I'm unsure. Not a good situation for you to be in.
I saw my friend's HUSBAND ask his ex for her number on a night out and repeatedly (try) to hug her and I told my friend and she no longer speaks to me... some people have an inkling that their partner is far from perfect but they don't want to know.

What if you tell her but they decide to go ahead with the marriage, as is likely as he's just said shitty things, not done anything as far as you know, will you still go to the wedding?

I would want to know. Others don't.
The problem is you can't even tell her through an anonymous note or anything because her fiancée will know its her sister who has told you who has informed her.

bowlofsmarties · 24/03/2023 15:21

Your sister*

LakeTiticaca · 24/03/2023 15:59

Keep your nose out. Nothing to be gained by upsetting the apple cart. He probably does think his ex looks hot, but that doesn't necessarily mean he wants to leave Emma.
Sometimes ppl say stuff they don't really mean, usually when alcohol is involved

TennisWithDeborah · 24/03/2023 16:07

He’s probably not that into her tbh.

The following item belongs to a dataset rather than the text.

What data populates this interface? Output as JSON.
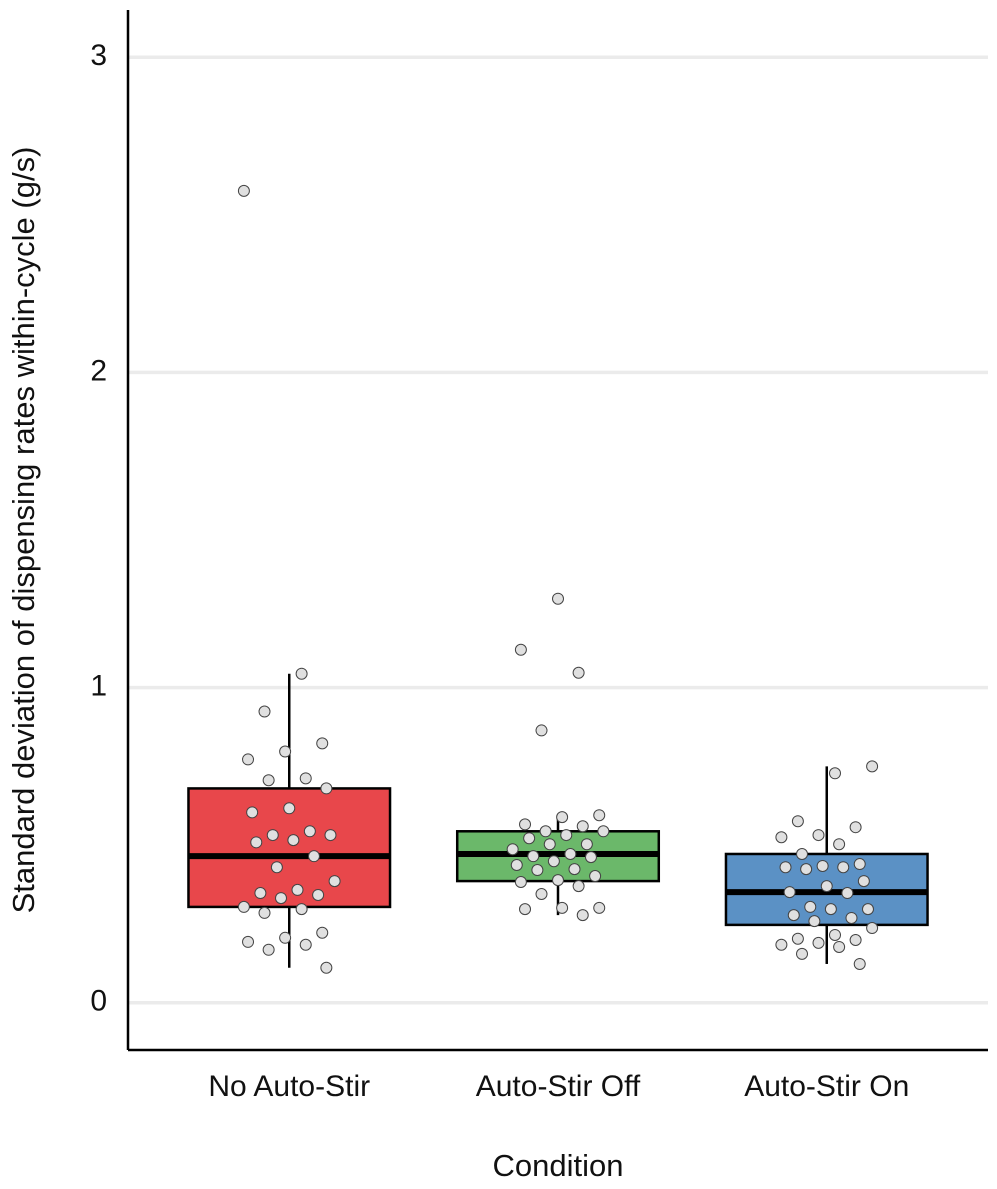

Chances are they’ll split up at some point due to his cheating, or maybe because he meets someone else and leaves your friend. If she’s the lower earner she’s better off being married when this happens. If she’s wealthier than him she should not marry him.

But the problem is that he’ll deny it and you’ll lose her friendship.

xfan · 24/03/2023 16:07

I think most men are with their partners if they have children after a while, and it's too much hassle and financially risky to leave, plus thye couldn't manage the children on their own most likely what's new lol?